My faith gets me through the hard things in life, and really, through life every day. It is a comfort at all times, even when the events of life don’t make sense to me. There are two Bible verses in particular that bring me consolation when I think of Margaret. The first is a verse my brother shared with me shortly after we found out about her death. Revelations 21:4 says, “He will wipe every tear from their eyes. There will be no more death or mourning or crying or pain, for the old order of things has passed away.” This verse gives me great hope. My sweet friend often suffered greatly in the 36 years she lived, but I know that she suffers no longer.

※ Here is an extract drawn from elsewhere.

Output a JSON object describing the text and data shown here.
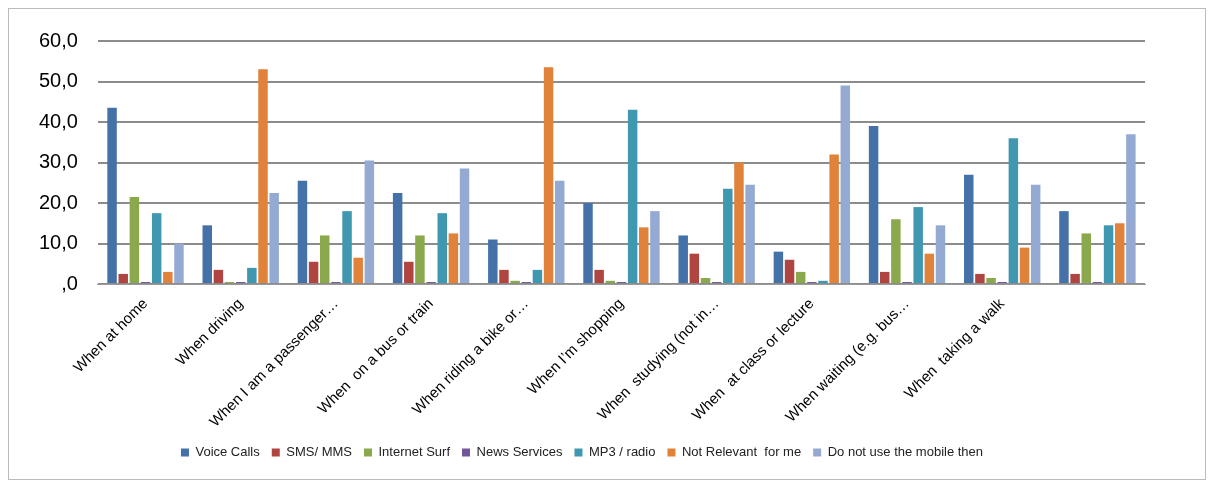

The second verse is one that comforts me every time I think of Margaret. It is the shortest verse in the Bible (a little junior high youth group trivia for you), but to me it is one of the most profound.  John 11:35 says, “Jesus wept.”  To put this verse in context, Jesus had just learned of the death of his good friend, Lazarus. I remember hearing this story many times as a child, and the focus of the story was always on the miracle Jesus performed when he raised Lazarus from the dead. Because I focused on the miracle, I always overlooked the significance of this one, little verse until last year. Jesus Christ was fully human, but he was also fully God. In the moment of losing his dear friend, he wept. The word “wept” implies strong emotions. It’s more than just crying. Instead of simply telling those around him, “Hang on, I got this,” he wept. He allowed himself to experience the pain of losing someone, the agony of the emptiness felt when you realize that you can no longer talk to, laugh with, or embrace this person whom you love. After weeping, Jesus displayed his own divinity by raising Lazarus from the dead, but for a short moment he was a man, grieving over the loss of a friend. I think what is most reassuring to me about this verse is the realization that the God of the Universe has experienced the pain and sadness that I feel. He can truly empathize with me as I mourn the loss of a beloved friend, and that gives me immense comfort and peace.